I wasn’t sure whether she meant the clerk’s office
or Starvation Lake, but I would’ve bet she’d never leave either. Despite what she said, she was probably back with Sully, or would be soon. I wouldn’t have been surprised to hear he’d put her up to suing so they could split the insurance money.
“I hope your arm gets better,” I said. I told her I needed to see the minutes for all the town council meetings from March through August of 1988. Just as her mother had fifteen years before, Vicky handed me a public-information request form.
“Boy, Vicky, do I really have to do this?” I said. “I’m in kind of a hurry.”
“Sorry. It’s policy. My moth-my boss would kill me.”
She folded her hands on the counter while I filled it out. She looked bored. I’d almost finished when she leaned across and said, “Can I ask you something?”
I looked up from the form. “Sure.”
“Why’d you come back?”
“Come back?”
“Here. Why’d you come back here? I heard you had it made downstate, then you got fired.”

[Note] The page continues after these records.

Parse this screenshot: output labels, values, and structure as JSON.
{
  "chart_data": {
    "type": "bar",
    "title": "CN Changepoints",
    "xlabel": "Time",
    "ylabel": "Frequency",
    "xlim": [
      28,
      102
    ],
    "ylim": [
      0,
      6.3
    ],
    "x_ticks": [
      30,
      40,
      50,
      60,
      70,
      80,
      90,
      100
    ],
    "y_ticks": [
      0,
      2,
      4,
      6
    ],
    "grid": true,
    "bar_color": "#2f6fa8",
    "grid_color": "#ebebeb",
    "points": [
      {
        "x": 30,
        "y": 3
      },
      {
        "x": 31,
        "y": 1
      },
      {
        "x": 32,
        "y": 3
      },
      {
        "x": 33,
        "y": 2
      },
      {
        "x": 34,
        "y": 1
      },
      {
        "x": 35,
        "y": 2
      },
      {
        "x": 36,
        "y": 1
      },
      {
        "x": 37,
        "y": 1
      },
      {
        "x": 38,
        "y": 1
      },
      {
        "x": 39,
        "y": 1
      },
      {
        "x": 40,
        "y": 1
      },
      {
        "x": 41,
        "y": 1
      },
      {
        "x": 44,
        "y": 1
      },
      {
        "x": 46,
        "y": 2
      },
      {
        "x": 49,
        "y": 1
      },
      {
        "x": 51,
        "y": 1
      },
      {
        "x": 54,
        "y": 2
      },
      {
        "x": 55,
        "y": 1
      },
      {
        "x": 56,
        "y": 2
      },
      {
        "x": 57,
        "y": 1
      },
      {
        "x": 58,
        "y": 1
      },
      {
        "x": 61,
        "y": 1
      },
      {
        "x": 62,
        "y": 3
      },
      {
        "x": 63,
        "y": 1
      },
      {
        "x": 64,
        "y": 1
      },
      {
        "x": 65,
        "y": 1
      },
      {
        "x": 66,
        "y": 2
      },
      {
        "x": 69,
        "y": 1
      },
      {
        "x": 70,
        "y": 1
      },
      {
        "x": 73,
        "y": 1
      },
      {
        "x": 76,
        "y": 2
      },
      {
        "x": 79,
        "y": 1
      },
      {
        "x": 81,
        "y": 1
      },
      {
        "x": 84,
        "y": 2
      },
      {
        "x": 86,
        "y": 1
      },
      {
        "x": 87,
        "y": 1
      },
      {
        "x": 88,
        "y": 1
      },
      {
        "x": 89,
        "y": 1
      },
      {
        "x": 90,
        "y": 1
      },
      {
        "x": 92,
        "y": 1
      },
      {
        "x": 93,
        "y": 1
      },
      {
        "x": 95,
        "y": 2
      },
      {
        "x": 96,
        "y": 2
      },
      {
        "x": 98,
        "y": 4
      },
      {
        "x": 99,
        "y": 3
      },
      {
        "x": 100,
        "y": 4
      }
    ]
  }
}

What the hell happened to you, Spackle? I thought. Didn’t you have it made? Then I immediately felt bad for thinking it.
“Fired?” I said. “Not really. I just wasn’t seeing eye to eye with my bosses, and I thought it’d be good to come back here and regroup before I get out in the real world again.”
She knew I was lying. She gave me a little smile, seeming comforted to know that she had a kindred spirit, someone else who appreciated the dull pain of being stuck forever in Starvation Lake. “Give me that,” she said, taking the form. She looked around the room. “Hang on.”
Fifteen minutes passed as she went through drawer after drawer of filing cabinets in the back of the room. She came back to the counter empty-handed. “I’ll be damned,” she said. “They aren’t hard to find, everything’s filed by year, but there’s a whole big folder missing from 1988. Maybe somebody from Town Hall came over and-uh-oh.” She was looking past my shoulder. I turned around to see Verna Clark, lips pursed, hands on her hips. She didn’t look pleased, but then I wouldn’t have known what she looked like when she was pleased.